His face whipped around to me, eyebrows sky-high. “You?”

The incredulity—like I was a chimpanzee put in charge of a rocket launch—set my teeth on edge. “Yeah. Me. Is there a problem?”

After a moment Leon let his head fall back against the wall and started to laugh, up at the sky. “Oh. My. God,” he said. “This is beautiful. I can’t wait to see this.”

“What’s funny?”

“Our Toby, the angel of mercy, sacrificing himself to care for those in need—”

“For a couple of weeks. I’m not planning on being the designated carer either.” And when that turned the laugh into a dry, knowing snort: “What?”

“Surprise surprise.”

“What are you bitching at me for? You just said there’s no way you’ll move in even for—”

“Because once I was in I’d never get out. While you’ll just prance off, won’t you, the minute you’ve had enough—”

The cigarette and the booze and the whole fever-tinted afternoon were making me feel sick; I really wasn’t in the mood for this. “It’s not my fault if you don’t have the, the”—I was looking for cojones—“the balls to stand up to your parents—”

“—and we all know that won’t take long. I give you a week. Ten days, max.”

The snide flick in his voice, like I was some pampered prince who had never dealt with anything tougher than a hangover— If only he knew, Mr. Cool with his faux-meaningful leather bracelets and his carefree all-night-clubbing life, if he had the faintest clue— “What the fuck are you babbling about? You don’t think I’m able for it?”

I was at least semi-deliberately asking for trouble. Leon always did get defensive easily; the snap in my voice was the perfect way to turn him nasty, especially when he was already on edge. It wasn’t that I was aiming to get into a knock-down-drag-out fight on the terrace—although I could think of worse ways to spend the time; it sounded like someone inside had started singing—but I did, with a vicious, self-flagellating intensity, want Leon to lose his cool and tell me exactly what he thought about this new version of me.
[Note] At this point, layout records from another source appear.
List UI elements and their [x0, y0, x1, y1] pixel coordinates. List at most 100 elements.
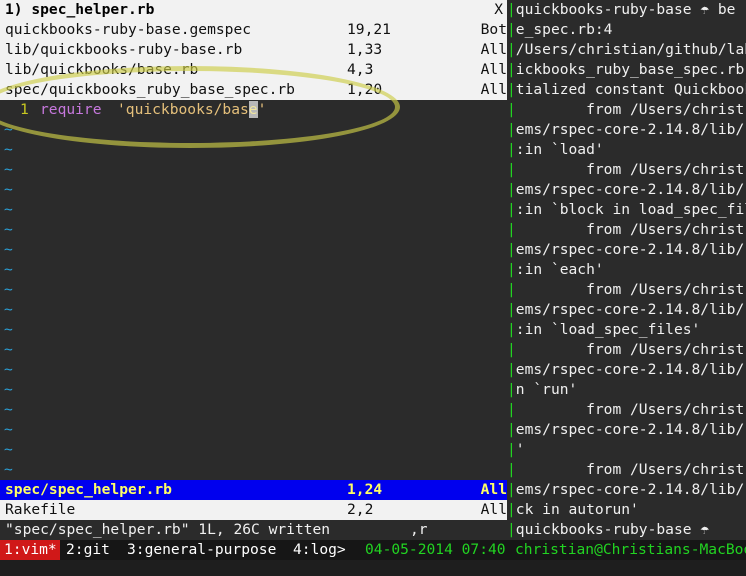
- buffer-name: lib/quickbooks/base.rb: [5, 61, 199, 78]
- terminal-line: |ck in autorun': [507, 500, 746, 520]
- buffer-percent: All: [480, 81, 507, 98]
- buffer-line[interactable]: spec/quickbooks_ruby_base_spec.rb 1,20 All: [0, 80, 507, 100]
- terminal-line: |ems/rspec-core-2.14.8/lib/r: [507, 300, 746, 320]
- tmux-window-4[interactable]: 4:log>: [293, 540, 346, 560]
- terminal-text: ems/rspec-core-2.14.8/lib/r: [515, 121, 746, 138]
- empty-line-tilde: ~: [4, 261, 13, 278]
- empty-line-tilde: ~: [4, 441, 13, 458]
- tmux-window-3[interactable]: 3:general-purpose: [127, 540, 276, 560]
- buffer-line-rakefile[interactable]: Rakefile 2,2 All: [0, 500, 507, 520]
- empty-line-tilde: ~: [4, 421, 13, 438]
- terminal-pane[interactable]: |quickbooks-ruby-base ☂ be |e_spec.rb:4 |/…: [507, 0, 746, 540]
- terminal-line: | from /Users/christ: [507, 340, 746, 360]
- command-line[interactable]: "spec/spec_helper.rb" 1L, 26C written ,r: [0, 520, 507, 540]
- pane-separator: |: [507, 161, 516, 178]
- terminal-line: |/Users/christian/github/lab: [507, 40, 746, 60]
- vim-close-tab-button[interactable]: X: [494, 0, 503, 20]
- pending-keys: ,r: [410, 521, 428, 538]
- terminal-text: /Users/christian/github/lab: [515, 41, 746, 58]
- buffer-position: 19,21: [347, 21, 391, 38]
- terminal-text: :in `each': [515, 261, 604, 278]
- vim-tab-current[interactable]: 1) spec_helper.rb: [5, 0, 154, 20]
- terminal-text: from /Users/christ: [515, 221, 745, 238]
- buffer-name: quickbooks-ruby-base.gemspec: [5, 21, 252, 38]
- empty-line-tilde: ~: [4, 281, 13, 298]
- pane-separator: |: [507, 261, 516, 278]
- vim-tab-line: 1) spec_helper.rb X: [0, 0, 507, 20]
- terminal-text: ems/rspec-core-2.14.8/lib/r: [515, 421, 746, 438]
- pane-separator: |: [507, 101, 516, 118]
- require-keyword: require: [40, 101, 102, 118]
- tmux-window-2[interactable]: 2:git: [66, 540, 110, 560]
- buffer-name: spec/quickbooks_ruby_base_spec.rb: [5, 81, 295, 98]
- buffer-line[interactable]: lib/quickbooks-ruby-base.rb 1,33 All: [0, 40, 507, 60]
- terminal-text: :in `load': [515, 141, 604, 158]
- empty-line-tilde: ~: [4, 141, 13, 158]
- terminal-text: quickbooks-ruby-base ☂: [515, 521, 710, 538]
- buffer-line[interactable]: lib/quickbooks/base.rb 4,3 All: [0, 60, 507, 80]
- pane-separator: |: [507, 421, 516, 438]
- pane-separator: |: [507, 181, 516, 198]
- tmux-hostname: christian@Christians-MacBoo: [515, 541, 746, 558]
- terminal-text: e_spec.rb:4: [515, 21, 613, 38]
- tmux-window-1[interactable]: 1:vim*: [0, 540, 60, 560]
- empty-line-tilde: ~: [4, 201, 13, 218]
- pane-separator: |: [507, 121, 516, 138]
- terminal-text: ck in autorun': [515, 501, 639, 518]
- terminal-line: |ems/rspec-core-2.14.8/lib/r: [507, 480, 746, 500]
- editor-line[interactable]: 1 require 'quickbooks/base': [0, 100, 507, 120]
- pane-separator: |: [507, 221, 516, 238]
- pane-separator: |: [507, 1, 516, 18]
- terminal-text: ems/rspec-core-2.14.8/lib/r: [515, 361, 746, 378]
- pane-separator: |: [507, 441, 516, 458]
- terminal-text: :in `load_spec_files': [515, 321, 701, 338]
- terminal-text: ems/rspec-core-2.14.8/lib/r: [515, 241, 746, 258]
- string-close-quote: ': [257, 101, 267, 118]
- buffer-percent: Bot: [480, 21, 507, 38]
- terminal-text: from /Users/christ: [515, 461, 745, 478]
- terminal-line: | from /Users/christ: [507, 160, 746, 180]
- command-message: "spec/spec_helper.rb" 1L, 26C written: [5, 521, 331, 538]
- pane-separator: |: [507, 241, 516, 258]
- empty-line-tilde: ~: [4, 341, 13, 358]
- require-string: 'quickbooks/base': [117, 100, 266, 120]
- pane-separator: |: [507, 281, 516, 298]
- pane-separator: |: [507, 401, 516, 418]
- active-buffer-line[interactable]: spec/spec_helper.rb 1,24 All: [0, 480, 507, 500]
- text-cursor: e: [248, 101, 258, 118]
- terminal-text: tialized constant Quickbook: [515, 81, 746, 98]
- terminal-text: ems/rspec-core-2.14.8/lib/r: [515, 481, 746, 498]
- terminal-line: |ems/rspec-core-2.14.8/lib/r: [507, 240, 746, 260]
- terminal-line: |quickbooks-ruby-base ☂: [507, 520, 746, 540]
- terminal-text: from /Users/christ: [515, 161, 745, 178]
- terminal-text: from /Users/christ: [515, 341, 745, 358]
- empty-line-tilde: ~: [4, 181, 13, 198]
- terminal-text: :in `block in load_spec_fil: [515, 201, 746, 218]
- empty-line-tilde: ~: [4, 301, 13, 318]
- terminal-line: |ems/rspec-core-2.14.8/lib/r: [507, 420, 746, 440]
- buffer-line[interactable]: quickbooks-ruby-base.gemspec 19,21 Bot: [0, 20, 507, 40]
- buffer-position: 4,3: [347, 61, 374, 78]
- empty-line-tilde: ~: [4, 401, 13, 418]
- buffer-name: Rakefile: [5, 501, 76, 518]
- terminal-line: |:in `load_spec_files': [507, 320, 746, 340]
- pane-separator: |: [507, 141, 516, 158]
- terminal-line: |': [507, 440, 746, 460]
- terminal-line: |n `run': [507, 380, 746, 400]
- empty-line-tilde: ~: [4, 321, 13, 338]
- buffer-position: 2,2: [347, 501, 374, 518]
- empty-line-tilde: ~: [4, 361, 13, 378]
- active-buffer-name: spec/spec_helper.rb: [5, 481, 172, 498]
- buffer-name: lib/quickbooks-ruby-base.rb: [5, 41, 243, 58]
- string-text: 'quickbooks/bas: [117, 101, 249, 118]
- terminal-text: n `run': [515, 381, 578, 398]
- terminal-text: from /Users/christ: [515, 101, 745, 118]
- terminal-text: ': [515, 441, 525, 458]
- terminal-line: | from /Users/christ: [507, 100, 746, 120]
- terminal-line: |tialized constant Quickbook: [507, 80, 746, 100]
- pane-separator: |: [507, 301, 516, 318]
- empty-line-tilde: ~: [4, 241, 13, 258]
- pane-separator: |: [507, 521, 516, 538]
- active-buffer-position: 1,24: [347, 481, 383, 498]
- terminal-line: | from /Users/christ: [507, 280, 746, 300]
He brought up his cigarette and took a long pull. “You’re not exactly at your best right now,” he said, on a sideways stream of smoke. “Are you?”

The rush of anger almost felt good. “What? I’m fine.”

A glance under his eyelids. “If you say so.”

“What the fuck is that supposed to mean?”

I couldn’t tell how close I was to punching him, but he didn’t seem worried. One corner of his mouth curled upwards. “Oh, please. How many words have you said today? A dozen? How many bites did you eat in there, like two?”

I laughed, a startled yelp that echoed off the high walls. I had been expecting something about my walk, my inability to follow the thread of a conversation, the agonizing pauses as I fumbled for words: a deft, pitiless slice straight to the jugular that would leave me bloodied and reeling. In its place I had got a snippy little finger-wag about not being chatty enough and not eating my greens, and I was practically light-headed with relief.

“Today sucks,” I said, still laughing. “Like you said. I can’t be arsed making the effort to pretend everything’s great. If you can, away you go. I’ll watch.”

“Now that’s the Toby I know and love,” Leon said. There was an edge to his voice; he didn’t like being laughed at. “Leave the dirty work to everyone else.”